I'm also proposing it as a PrioritizedBug, with approximately the same justification - it's a big problem for openQA, and I have not yet been able to figure out a workaround to get the tests running again.

Comment 6 Ben Cotton 2020-03-04 22:14:04 UTC
I'm going to miss the Blocker Review meeting on Monday, so consider me +1 Beta Blocker.

Comment 7 Paul Whalen 2020-03-04 23:37:01 UTC
(In reply to Adam Williamson from comment #3)
> Paul, can you check whether this happens on bare metal?

This does not happen on bare metal (verified on a seattle, Fedora-32-20200304.n.0 compose).

Comment 8 Adam Williamson 2020-03-05 00:07:43 UTC
Thanks! And you wrote 'VNC' in the description, so did you try it with SPICE and find that was OK too? (sadly openQA can't use SPICE...)

Comment 9 Paul Whalen 2020-03-05 21:09:08 UTC
(In reply to Adam Williamson from comment #8)
> Thanks! And you wrote 'VNC' in the description, so did you try it with SPICE
> and find that was OK too? (sadly openQA can't use SPICE...)

Unfortunately, SPICE looks the same.

Comment 10 Adam Williamson 2020-03-05 21:12:54 UTC
so basically it looks like the problem space here is 'all aarch64 VMs', or something close to it. Let's tag some virt-y folks...

Comment 11 Geoffrey Marr 2020-03-09 23:58:07 UTC
Discussed during the 2020-03-09 blocker review meeting: [0]

The decision to classify this bug as an "AcceptedBlocker" was made as it violates the following criterion:

"The release must be able host virtual guest instances of the same release" and for its impact on aarch64 testing coverage.

[0] https://meetbot.fedoraproject.org/fedora-blocker-review/2020-03-09/f32-blocker-review.2020-03-09-16.01.txt

Comment 12 Adam Williamson 2020-03-11 02:06:14 UTC
This seems to have been fixed in Rawhide in Fedora-Rawhide-20200307.n.1. Most tests passed again in that compose and Fedora-Rawhide-20200309.n.1. Seems like we got a kernel update in that compose:

Package:      kernel-5.6.0-0.rc4.git1.1.fc33
Old package:  kernel-5.6.0-0.rc4.git0.1.fc33
...
Changelog:
  * Fri Mar 06 2020 Jeremy Cline <jcline>
  - Reenable debugging options.

  * Fri Mar 06 2020 Jeremy Cline <jcline> - 5.6.0-0.rc4.git1.1
  - Linux v5.6-rc4-135-gaeb542a1b5c5

Paul, are you able to test with a newer kernel build on F32 - https://koji.fedoraproject.org/koji/buildinfo?buildID=1476218 is the most recent as I write this - and see if that resolves it? Thanks!

Comment 13 Paul Whalen 2020-03-11 14:09:37 UTC
Confirmed, with kernel-5.6.0-0.rc5.git0.2.fc32 I no longer see the issue.

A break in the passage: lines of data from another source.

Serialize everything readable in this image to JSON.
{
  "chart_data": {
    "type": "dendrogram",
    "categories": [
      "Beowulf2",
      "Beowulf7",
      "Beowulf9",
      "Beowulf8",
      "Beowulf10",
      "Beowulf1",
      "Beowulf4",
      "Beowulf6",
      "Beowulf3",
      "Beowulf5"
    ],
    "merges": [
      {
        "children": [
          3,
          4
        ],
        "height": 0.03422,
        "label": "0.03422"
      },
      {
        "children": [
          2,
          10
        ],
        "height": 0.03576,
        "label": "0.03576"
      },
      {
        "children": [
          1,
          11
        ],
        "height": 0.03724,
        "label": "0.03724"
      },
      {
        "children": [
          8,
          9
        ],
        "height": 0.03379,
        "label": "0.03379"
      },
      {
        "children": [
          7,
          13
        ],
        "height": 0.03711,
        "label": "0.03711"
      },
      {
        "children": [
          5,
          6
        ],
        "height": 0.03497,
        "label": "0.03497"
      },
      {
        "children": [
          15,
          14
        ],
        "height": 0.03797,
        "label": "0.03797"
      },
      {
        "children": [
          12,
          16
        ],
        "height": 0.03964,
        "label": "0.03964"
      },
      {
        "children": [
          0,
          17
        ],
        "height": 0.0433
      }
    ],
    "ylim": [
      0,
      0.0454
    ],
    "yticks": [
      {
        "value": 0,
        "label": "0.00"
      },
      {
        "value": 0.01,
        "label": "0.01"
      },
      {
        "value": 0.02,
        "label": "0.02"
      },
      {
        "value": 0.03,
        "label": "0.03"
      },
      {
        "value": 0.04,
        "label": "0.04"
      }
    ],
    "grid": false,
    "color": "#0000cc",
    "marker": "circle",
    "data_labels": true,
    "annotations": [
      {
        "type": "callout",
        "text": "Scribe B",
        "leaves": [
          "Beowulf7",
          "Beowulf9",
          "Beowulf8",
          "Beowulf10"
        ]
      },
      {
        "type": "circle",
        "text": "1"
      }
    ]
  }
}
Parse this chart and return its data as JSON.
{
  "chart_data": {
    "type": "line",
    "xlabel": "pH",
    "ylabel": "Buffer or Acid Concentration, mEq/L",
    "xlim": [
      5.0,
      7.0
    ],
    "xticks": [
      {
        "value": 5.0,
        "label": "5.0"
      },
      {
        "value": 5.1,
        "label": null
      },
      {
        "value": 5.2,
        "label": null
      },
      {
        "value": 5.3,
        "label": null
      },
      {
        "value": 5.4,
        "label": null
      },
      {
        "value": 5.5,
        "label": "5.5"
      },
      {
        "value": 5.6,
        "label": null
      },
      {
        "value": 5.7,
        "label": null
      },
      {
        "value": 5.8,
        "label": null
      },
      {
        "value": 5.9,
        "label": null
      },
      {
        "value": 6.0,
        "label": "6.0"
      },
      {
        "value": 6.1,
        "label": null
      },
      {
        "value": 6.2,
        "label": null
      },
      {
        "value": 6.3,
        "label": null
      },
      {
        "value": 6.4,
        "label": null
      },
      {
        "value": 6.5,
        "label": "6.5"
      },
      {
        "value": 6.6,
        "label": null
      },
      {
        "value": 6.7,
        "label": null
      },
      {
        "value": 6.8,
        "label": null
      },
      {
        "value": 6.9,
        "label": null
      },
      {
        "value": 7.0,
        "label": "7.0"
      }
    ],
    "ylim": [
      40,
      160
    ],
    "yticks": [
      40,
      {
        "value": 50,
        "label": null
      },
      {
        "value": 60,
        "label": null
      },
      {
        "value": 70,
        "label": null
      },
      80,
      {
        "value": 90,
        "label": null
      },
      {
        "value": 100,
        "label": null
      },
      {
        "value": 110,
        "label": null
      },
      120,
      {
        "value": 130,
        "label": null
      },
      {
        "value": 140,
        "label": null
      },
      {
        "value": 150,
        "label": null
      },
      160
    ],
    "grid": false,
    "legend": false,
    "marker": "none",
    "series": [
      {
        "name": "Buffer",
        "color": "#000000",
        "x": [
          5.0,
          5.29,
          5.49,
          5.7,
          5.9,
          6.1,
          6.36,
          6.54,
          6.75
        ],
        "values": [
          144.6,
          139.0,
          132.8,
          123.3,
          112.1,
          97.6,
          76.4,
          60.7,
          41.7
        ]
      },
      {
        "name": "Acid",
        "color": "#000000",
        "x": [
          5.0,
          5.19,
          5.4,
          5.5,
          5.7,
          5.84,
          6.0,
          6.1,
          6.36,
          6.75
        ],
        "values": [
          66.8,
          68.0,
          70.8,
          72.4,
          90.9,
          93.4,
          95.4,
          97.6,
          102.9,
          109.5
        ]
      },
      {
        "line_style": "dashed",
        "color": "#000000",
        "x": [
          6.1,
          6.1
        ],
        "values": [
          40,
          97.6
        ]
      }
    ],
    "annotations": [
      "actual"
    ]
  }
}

Comment 14 Fedora Update System 2020-03-11 16:45:21 UTC
FEDORA-2020-55b2b79091 has been submitted as an update to Fedora 32. https://bodhi.fedoraproject.org/updates/FEDORA-2020-55b2b79091

Comment 15 Ben Cotton 2020-03-11 17:02:17 UTC
Rejecting as a Prioritized Bug since it is an accepted blocker: https://meetbot.fedoraproject.org/fedora-meeting/2020-03-11/fedora_prioritized_bugs_and_issues.2020-03-11-15.00.log.html#l-39

Comment 16 Paul Whalen 2020-03-12 17:17:27 UTC
This is fixed in Beta 1.2 which includes kernel-5.6.0-0.rc5.git0.2.fc32.

Comment 17 Fedora Update System 2020-03-12 18:57:14 UTC
kernel-5.6.0-0.rc5.git0.2.fc32, kernel-headers-5.6.0-0.rc5.git0.1.fc32 has been pushed to the Fedora 32 stable repository. If problems still persist, please make note of it in this bug report.